Chris Basten, the Craft Guild of Chefs’ Chairman of Judges, said:

“The standard of entries this year once again didn’t fail to disappoint and it’s a shame we can’t send them all through to the semi-finals as I’d love to try some of the dishes which didn’t make it. That said, the successful students who did make it thoroughly deserve their places and have shown real creativity and skill in their menus. I can’t wait to see how they prepare the dishes and more importantly how they taste.”

Emma Holden, lead organiser of the Country Range Student Chef Challenge, said:

“A huge thank you to all the colleges who took the time to enter this year’s Challenge and commiserations to those who missed out. Hopefully the feedback received from the Craft Guild of Chefs judges will spur them on to return better than ever next year. The standard of entries has again exceeded our expectations and bodes well for an exciting semi-final stage so congratulations to the sixteen successful teams. However, it’s one thing planning a menu and another thing cooking it so I’m excited to see how the students cope under competition conditions come January.”

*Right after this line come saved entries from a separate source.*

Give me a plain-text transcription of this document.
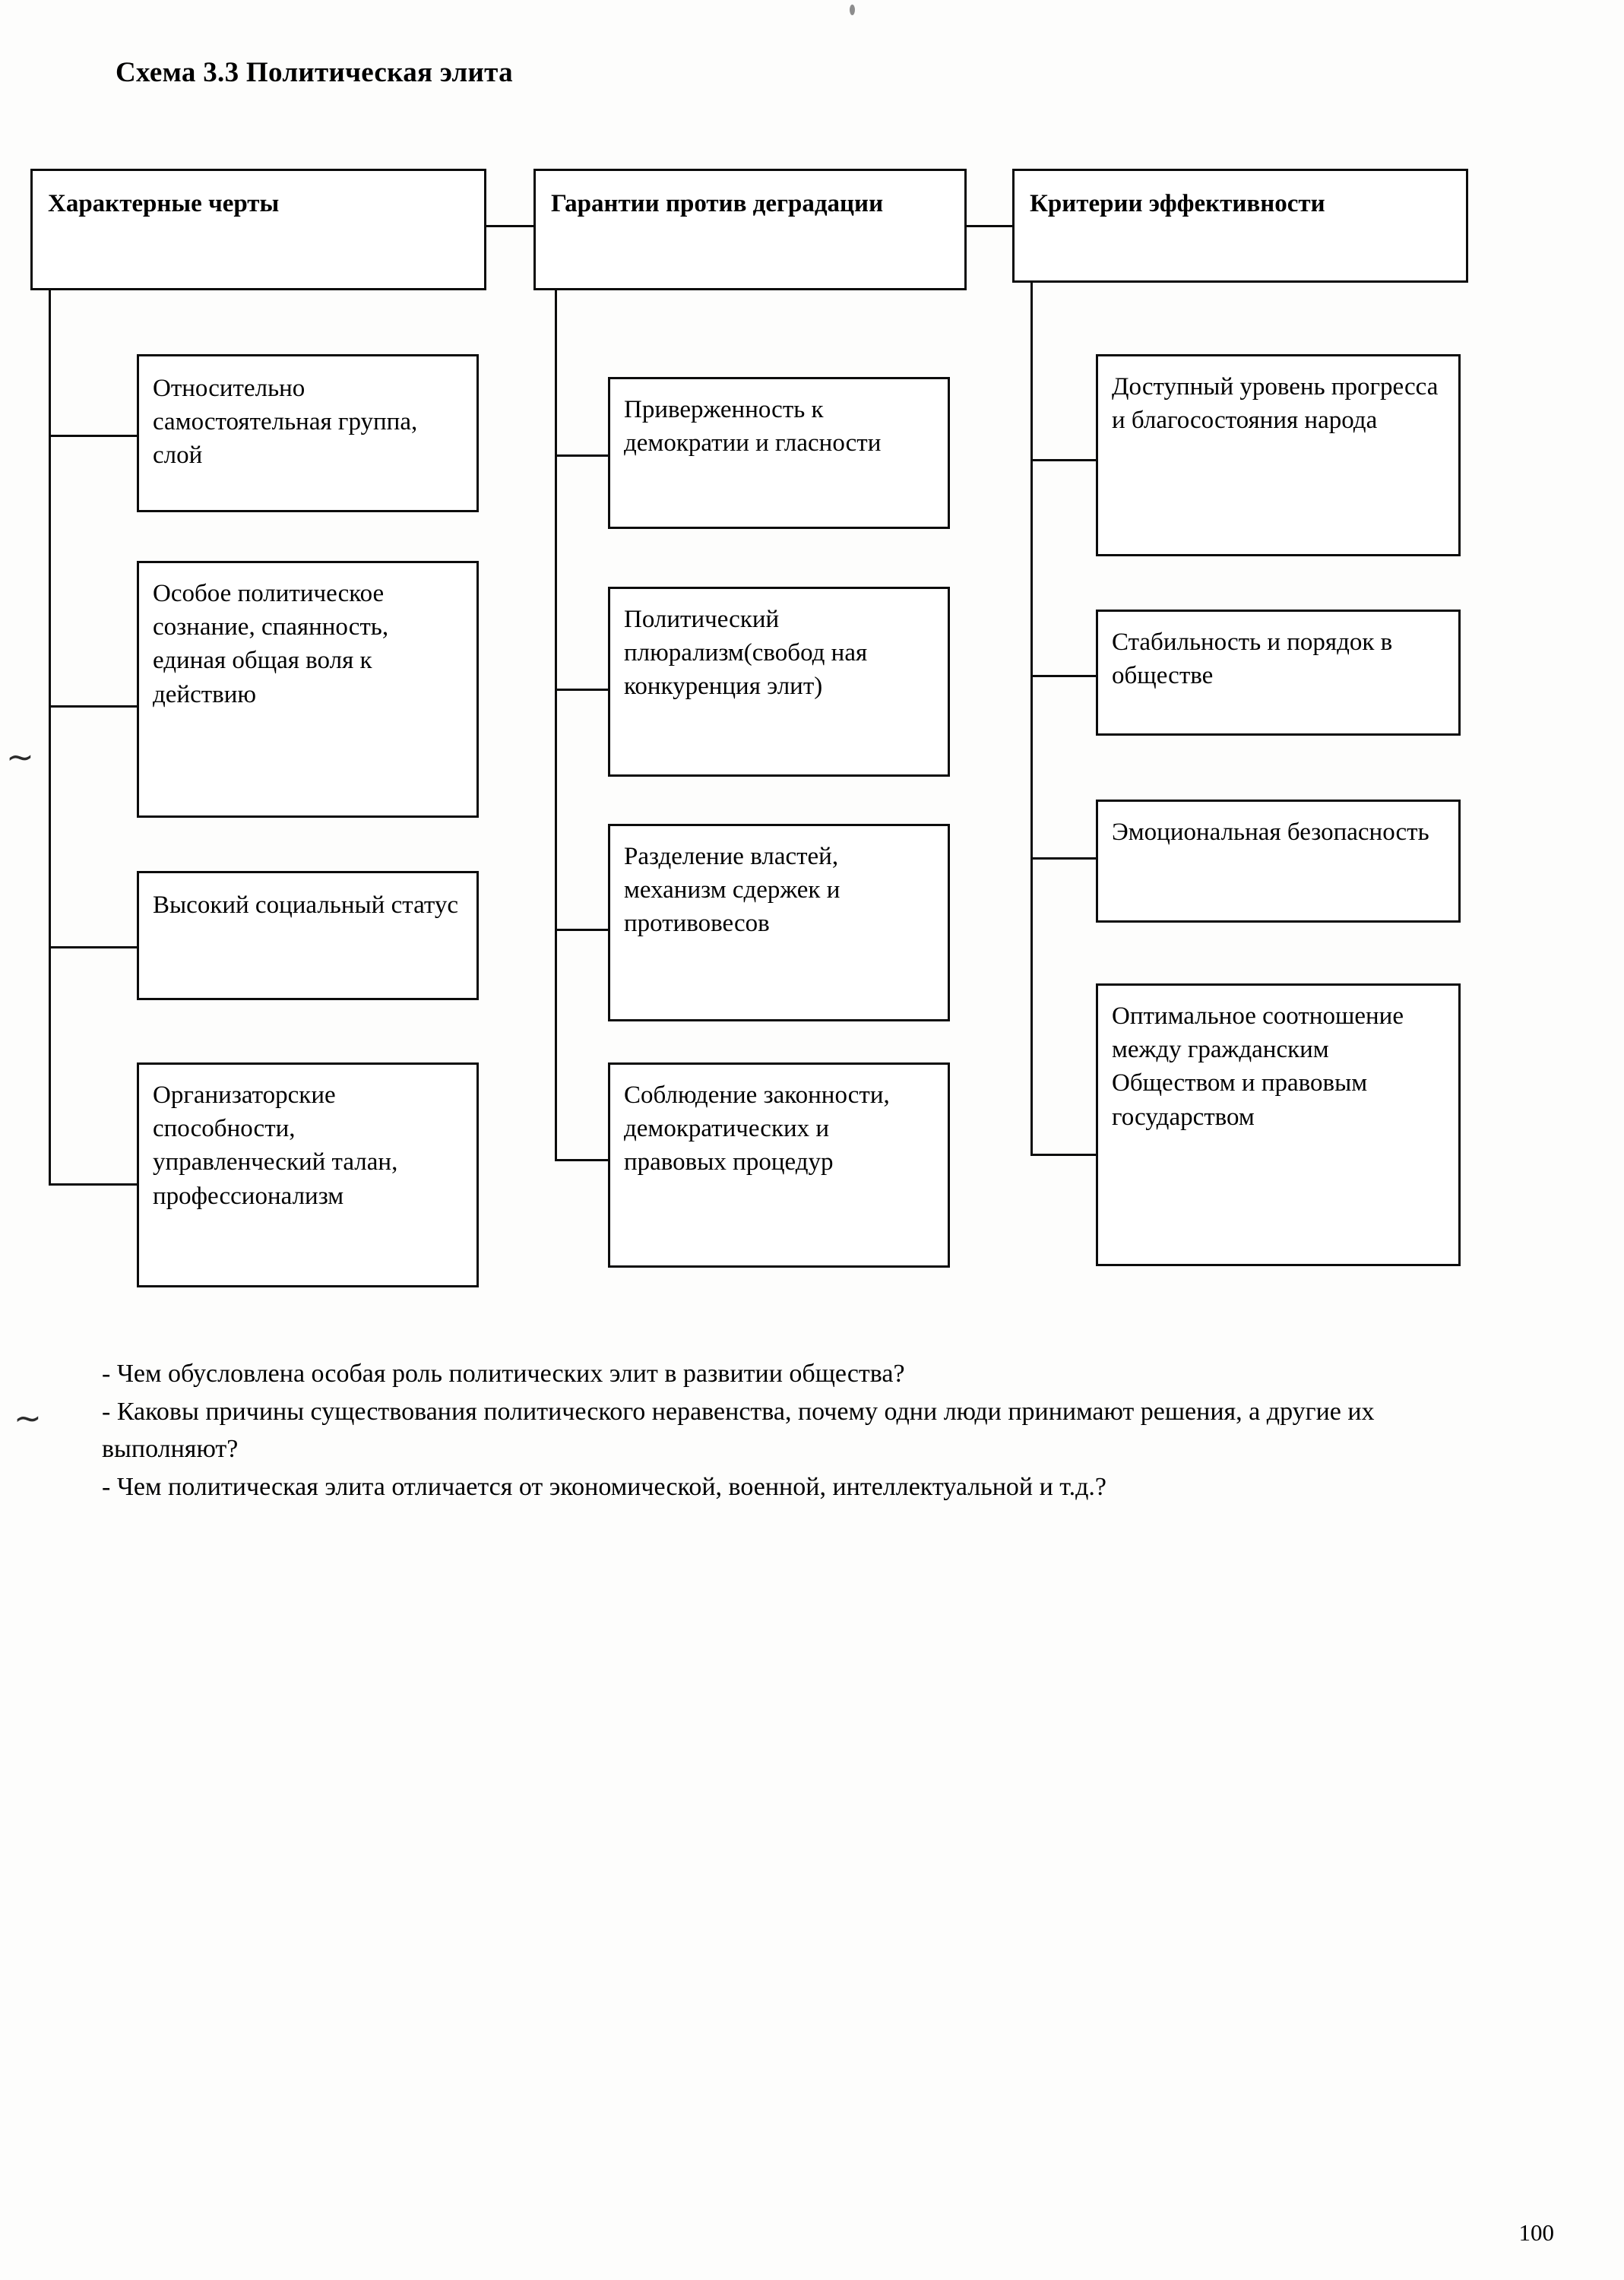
∼
∼
Схема 3.3 Политическая элита
Характерные черты	Гарантии против деградации	Критерии эффективности
Относительно самостоятельная группа, слой
Особое политическое сознание, спаянность, единая общая воля к действию
Высокий социальный статус
Организаторские способности, управленческий талан, профессионализм
Приверженность к демократии и гласности
Политический плюрализм(свобод ная конкуренция элит)
Разделение властей, механизм сдержек и противовесов
Соблюдение законности, демократических и правовых процедур
Доступный уровень прогресса и благосостояния народа
Стабильность и порядок в обществе
Эмоциональная безопасность
Оптимальное соотношение между гражданским Обществом и правовым государством

- Чем обусловлена особая роль политических элит в развитии общества?

- Каковы причины существования политического неравенства, почему одни люди принимают решения, а другие их выполняют?

- Чем политическая элита отличается от экономической, военной, интеллектуальной и т.д.?

100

Country Range Student Chef Challenge

The long-running Country Range Student Chef Challenge provides full-time hospitality and catering college students with the perfect platform to improve cooking skills, knowledge and technique, while developing real life experience under intense pressure and competition situations.

Run in partnership with the Craft Guild of Chefs, who provide competition-standard judging and detailed feedback to the students, the 2018 Challenge was won by a team of students from the City of Glasgow College.

The Challenge, Criteria and Prize

Teams of three students are required to plan, prepare and execute a three-course, four-cover menu in 90 minutes. The Challenge criteria is focusing on the essential core skills and techniques studied on a second-year professional cookery course and will test student’s knowledge of both classical cooking and the more modern methods of the last 25 years.

The victorious teams from the semi-final heats will compete at the grand final, which will take place on the 13th March 2019 in the Live Theatre of ScotHot – Scotland’s largest hospitality and tourism show.

The cost per cover is £8 and the menus must include:

An Asian themed seabass starter – this must be made using a whole seabass, which must be filleted and presented to judges with bones and trim displayed.

A main duck dish cooked any way – demonstrating butchery skills students must remove both legs by tunnel boning before removing the breasts and presenting the whole carcass to the judges. Portion size for the dish is
to be half a breast per person and some of the leg meat.

A classically creative dessert with a modern twist that contains at least 30% of Country Range Chocolate Drops

The prize for the winning team for this special anniversary year is a day work experience placement at a Michelin-starred restaurant, as well as being taken on foodie tour of London which includes a guided tour of the capital’s famous Billingsgate Market where they will be taught fish filleting skills by the resident master fishmonger.